Grundlage für das schwedische Sozialsystem war die Vollbeschäftigung. Mit steigender Arbeitslosigkeit (derzeit 4,6%) und einem damit einhergehenden sinkenden Anteil Beitragszahler, so wie einem starken Bevölkerungsrückgang ist ein solches System nicht mehr finanzierbar. Eine umfassende Reform des Sozialstaates scheint angesichts demografischer Entwicklungen unumgänglich und wird zunehmend diskutiert. Im Jahr 2001 wurde als erster Schritt eine Rentenreform auf den Weg gebracht, die eine kapitaldeckende Zusatzversicherung beinhaltet. Von den 18,5% des Einkommens, die für die Finanzierung der Altersvorsorge abgeführt werden, gelangen 16% auf ein Umlagekonto, das die Versorgung derzeitiger Rentner finanziert. 2,5% fließen zusätzlich auf ein prämienfinanziertes individuelles Rentenkonto.

Die Gleichstellung von Männern und Frauen nahm in Schweden schon sehr früh eine wichtige Stellung ein und führte dazu, dass das Land im Hinblick auf Berufstätigkeit bei Frauen heute einen Spitzenplatz unter den Industrienationen einnimmt. 69% der schwedischen Frauen sind berufstätig.
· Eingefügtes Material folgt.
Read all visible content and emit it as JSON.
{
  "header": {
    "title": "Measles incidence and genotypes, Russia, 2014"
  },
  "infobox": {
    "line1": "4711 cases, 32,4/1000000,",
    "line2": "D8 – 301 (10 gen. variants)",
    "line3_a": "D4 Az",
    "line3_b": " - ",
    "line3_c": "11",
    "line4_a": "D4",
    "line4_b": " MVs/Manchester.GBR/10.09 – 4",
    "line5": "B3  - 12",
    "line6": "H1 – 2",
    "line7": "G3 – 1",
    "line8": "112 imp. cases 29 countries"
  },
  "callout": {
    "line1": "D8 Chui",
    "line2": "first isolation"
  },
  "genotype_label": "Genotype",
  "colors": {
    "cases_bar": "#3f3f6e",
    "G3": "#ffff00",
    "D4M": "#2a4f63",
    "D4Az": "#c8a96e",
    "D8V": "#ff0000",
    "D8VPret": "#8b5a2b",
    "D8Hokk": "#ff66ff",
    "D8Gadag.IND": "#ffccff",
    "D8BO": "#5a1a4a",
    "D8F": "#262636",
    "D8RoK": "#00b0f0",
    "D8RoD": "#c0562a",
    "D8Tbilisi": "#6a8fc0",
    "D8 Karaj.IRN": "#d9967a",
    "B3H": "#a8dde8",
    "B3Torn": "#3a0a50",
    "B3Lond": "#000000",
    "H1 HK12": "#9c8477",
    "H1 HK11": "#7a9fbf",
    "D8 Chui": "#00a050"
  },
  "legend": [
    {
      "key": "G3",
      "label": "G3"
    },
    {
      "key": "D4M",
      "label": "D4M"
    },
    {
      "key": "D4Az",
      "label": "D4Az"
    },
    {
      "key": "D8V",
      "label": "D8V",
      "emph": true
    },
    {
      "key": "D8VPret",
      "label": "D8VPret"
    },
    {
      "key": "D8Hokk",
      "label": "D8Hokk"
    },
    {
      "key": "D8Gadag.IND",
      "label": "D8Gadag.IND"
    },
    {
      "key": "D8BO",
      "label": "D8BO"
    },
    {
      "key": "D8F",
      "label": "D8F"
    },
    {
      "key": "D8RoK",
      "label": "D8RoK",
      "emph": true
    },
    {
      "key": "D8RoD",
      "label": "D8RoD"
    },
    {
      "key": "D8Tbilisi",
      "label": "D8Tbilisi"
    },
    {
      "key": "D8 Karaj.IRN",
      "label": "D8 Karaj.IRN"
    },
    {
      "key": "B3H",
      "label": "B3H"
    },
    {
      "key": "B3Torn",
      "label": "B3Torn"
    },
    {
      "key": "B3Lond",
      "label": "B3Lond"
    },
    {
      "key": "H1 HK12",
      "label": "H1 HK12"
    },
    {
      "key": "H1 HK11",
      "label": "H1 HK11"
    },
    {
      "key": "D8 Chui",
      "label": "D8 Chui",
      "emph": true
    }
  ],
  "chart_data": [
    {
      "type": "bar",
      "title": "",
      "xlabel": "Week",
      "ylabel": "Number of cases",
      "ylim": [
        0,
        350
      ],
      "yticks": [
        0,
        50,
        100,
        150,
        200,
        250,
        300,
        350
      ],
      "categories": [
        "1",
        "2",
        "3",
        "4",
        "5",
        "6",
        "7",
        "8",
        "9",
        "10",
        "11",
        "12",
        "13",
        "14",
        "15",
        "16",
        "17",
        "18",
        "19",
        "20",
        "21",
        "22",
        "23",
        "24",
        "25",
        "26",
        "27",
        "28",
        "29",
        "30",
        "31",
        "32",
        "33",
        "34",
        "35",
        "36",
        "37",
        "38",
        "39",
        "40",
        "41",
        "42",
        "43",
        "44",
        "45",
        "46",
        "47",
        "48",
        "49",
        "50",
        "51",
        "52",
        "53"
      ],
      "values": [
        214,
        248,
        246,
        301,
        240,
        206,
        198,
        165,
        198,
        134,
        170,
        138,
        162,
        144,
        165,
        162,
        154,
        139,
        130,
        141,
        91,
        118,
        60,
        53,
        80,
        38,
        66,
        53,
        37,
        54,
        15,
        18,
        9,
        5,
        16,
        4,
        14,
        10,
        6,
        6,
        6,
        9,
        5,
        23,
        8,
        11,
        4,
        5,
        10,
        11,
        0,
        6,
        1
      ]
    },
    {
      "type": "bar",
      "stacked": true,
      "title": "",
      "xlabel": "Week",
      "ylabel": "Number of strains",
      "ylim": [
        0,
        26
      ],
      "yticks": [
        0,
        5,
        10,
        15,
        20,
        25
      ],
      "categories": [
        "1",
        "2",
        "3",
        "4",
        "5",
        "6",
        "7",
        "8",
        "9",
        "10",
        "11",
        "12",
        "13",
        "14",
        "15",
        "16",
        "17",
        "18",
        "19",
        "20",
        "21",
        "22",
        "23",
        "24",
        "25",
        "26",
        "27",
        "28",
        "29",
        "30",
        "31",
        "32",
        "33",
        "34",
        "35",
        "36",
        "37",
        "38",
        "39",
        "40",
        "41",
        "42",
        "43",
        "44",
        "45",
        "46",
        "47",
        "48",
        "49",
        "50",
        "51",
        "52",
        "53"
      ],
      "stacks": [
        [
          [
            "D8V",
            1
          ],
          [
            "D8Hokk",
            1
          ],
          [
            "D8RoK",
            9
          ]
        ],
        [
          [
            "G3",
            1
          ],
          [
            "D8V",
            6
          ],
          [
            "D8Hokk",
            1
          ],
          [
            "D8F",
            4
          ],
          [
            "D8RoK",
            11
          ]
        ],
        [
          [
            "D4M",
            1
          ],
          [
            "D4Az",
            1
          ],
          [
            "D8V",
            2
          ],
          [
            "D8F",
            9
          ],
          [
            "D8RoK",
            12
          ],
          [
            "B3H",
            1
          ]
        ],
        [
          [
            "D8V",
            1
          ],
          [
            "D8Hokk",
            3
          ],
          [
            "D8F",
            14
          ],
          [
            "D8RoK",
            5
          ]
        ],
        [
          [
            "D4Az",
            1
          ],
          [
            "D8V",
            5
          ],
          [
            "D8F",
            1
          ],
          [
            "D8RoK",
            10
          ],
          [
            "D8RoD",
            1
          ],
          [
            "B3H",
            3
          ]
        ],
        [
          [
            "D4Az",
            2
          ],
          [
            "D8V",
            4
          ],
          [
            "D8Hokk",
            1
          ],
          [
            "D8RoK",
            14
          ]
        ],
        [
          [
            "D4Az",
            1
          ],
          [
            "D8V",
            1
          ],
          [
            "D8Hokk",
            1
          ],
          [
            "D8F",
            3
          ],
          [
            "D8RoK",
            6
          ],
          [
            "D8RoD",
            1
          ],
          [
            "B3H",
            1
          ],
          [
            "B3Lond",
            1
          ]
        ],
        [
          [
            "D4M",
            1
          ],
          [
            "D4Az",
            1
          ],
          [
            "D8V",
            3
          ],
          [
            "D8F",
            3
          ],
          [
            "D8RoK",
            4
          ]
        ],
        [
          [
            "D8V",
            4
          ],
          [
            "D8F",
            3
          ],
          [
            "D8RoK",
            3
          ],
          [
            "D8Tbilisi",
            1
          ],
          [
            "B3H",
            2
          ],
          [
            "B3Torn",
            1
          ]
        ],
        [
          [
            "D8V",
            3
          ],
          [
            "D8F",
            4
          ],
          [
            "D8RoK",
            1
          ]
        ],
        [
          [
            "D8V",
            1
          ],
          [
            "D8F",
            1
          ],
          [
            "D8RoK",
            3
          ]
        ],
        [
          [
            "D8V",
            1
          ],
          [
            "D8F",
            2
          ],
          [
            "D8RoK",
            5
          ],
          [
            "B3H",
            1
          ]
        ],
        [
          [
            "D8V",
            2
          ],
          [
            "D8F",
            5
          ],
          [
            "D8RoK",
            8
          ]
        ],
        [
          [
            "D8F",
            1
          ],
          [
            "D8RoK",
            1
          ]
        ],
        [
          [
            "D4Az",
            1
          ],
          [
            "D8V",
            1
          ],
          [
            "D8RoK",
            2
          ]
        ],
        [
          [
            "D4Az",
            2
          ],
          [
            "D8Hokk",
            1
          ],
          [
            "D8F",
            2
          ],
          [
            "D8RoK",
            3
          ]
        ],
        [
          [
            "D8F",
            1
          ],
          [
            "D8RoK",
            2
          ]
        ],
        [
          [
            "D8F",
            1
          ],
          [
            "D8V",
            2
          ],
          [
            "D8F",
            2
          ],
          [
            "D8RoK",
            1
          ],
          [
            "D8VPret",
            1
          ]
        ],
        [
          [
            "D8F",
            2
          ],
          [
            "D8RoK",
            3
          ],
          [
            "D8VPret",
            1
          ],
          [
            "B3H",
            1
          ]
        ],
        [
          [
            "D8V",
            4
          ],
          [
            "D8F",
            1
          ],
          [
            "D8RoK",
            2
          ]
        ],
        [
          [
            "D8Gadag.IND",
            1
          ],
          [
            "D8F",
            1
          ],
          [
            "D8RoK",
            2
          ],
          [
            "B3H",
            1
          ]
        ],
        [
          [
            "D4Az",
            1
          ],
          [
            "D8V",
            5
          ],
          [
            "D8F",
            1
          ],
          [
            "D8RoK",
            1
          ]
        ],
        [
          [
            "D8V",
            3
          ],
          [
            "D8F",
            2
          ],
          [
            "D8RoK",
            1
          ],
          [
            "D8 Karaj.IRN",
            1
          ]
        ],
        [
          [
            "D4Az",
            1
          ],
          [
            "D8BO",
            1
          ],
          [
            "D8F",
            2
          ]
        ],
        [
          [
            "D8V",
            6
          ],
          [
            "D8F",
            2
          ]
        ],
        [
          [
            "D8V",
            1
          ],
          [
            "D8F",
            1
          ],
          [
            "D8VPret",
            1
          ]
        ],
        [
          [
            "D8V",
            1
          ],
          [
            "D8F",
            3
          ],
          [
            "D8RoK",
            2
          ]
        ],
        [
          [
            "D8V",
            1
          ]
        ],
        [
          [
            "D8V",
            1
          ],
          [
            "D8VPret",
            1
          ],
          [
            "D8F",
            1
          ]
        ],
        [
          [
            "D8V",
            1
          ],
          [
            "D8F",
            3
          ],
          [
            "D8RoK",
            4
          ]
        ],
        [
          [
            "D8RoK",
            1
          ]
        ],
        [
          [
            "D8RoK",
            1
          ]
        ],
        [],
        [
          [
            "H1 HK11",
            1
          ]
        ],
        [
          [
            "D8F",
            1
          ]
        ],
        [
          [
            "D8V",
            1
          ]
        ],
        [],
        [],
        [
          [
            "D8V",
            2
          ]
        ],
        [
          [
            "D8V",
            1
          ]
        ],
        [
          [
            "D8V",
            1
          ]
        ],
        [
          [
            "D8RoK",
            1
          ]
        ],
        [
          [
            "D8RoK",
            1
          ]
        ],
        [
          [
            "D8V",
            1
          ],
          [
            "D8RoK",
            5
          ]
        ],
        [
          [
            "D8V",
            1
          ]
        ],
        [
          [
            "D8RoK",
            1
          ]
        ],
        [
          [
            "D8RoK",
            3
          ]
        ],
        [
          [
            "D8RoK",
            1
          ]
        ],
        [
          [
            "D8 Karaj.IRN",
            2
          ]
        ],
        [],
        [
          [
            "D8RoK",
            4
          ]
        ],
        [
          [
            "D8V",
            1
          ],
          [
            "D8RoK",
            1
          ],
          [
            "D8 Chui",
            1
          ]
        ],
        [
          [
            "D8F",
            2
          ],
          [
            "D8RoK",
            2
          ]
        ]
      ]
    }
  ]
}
Im schwedischen Reichstag sind 43% der Abgeordneten weiblich, von 22 Ministern der Regierung sind 10 weiblich. Schweden hat das weltweit großzügigste System der Elternversicherung, die es allen Eltern ermöglicht, unter Zahlung eines Elterngeldes bis zu 16 Monate zu Hause bei ihren Kindern zu verbringen. Schweden ist auch das erste Land der Welt, das zwei Monate dieser bezahlten Freistellung in obligatorische "Vatermonate" umgewandelt hat. Obwohl in Schweden schon länger als in anderen europäischen Ländern die Vereinbarung von Beruf und Familie unterstützt und gefördert wird, verzeichnet Schweden einen starken Geburtenrückgang. Ohne Zuwanderung hätte das Land in den letzten Jahren ein negatives Bevölkerungswachstum aufgewiesen.

Das Bildungssystem in Schweden ist vorbildlich. Bei der PISA-Studie lag Schweden in allen Kategorien über dem OECD-Durchschnitt. IGLU (Internationale- Grundschul-Lese-Untersuchung) bescheinigte Schweden sogar einen ersten Platz.

 
   

 

Die schwedische Politik wird durch die positive Erfahrung von 190 Jahre des Friedens und der Allianzfreiheit geprägt. Daraus gezogene Vorteile sind im Bewusstsein der Politiker und der Bevölkerung tief verwurzelt. Die auf Neutralität und Allianzfreiheit gegründete Außenpolitik gerät seit Schwedens Beitritt zur EU zunehmend in Widerspruch zur Realität der schwedischen Sicherheits- und Verteidigungspolitik. Immerhin ist es auf eine finnisch- schwedische Initiative zurückzuführen, dass die so genannten Petersberg Aufgaben (Frieden schaffende Interventionen) in den Amsterdamer Vertrag aufgenommen wurden.

Schweden setzt sich außerdem für den Ausbau einer europäischen Sicherheits- und Verteidigungspolitik ein. Nachdem Schweden bereits Truppen in den Kosovo entsandt hatte, beteiligte man sich mit militärischen und zivilen Kräften auch an dem Einsatz in Afghanistan. Ein großes Anliegen war den Schweden Europas Mittlerrolle im Nahost- Friedensprozess. Das Scheitern der EU auf diesem Gebiet führte man in Schweden unter anderem darauf zurück, dass Europa in außenpolitischen Fragen nicht mit einer Stimme spricht.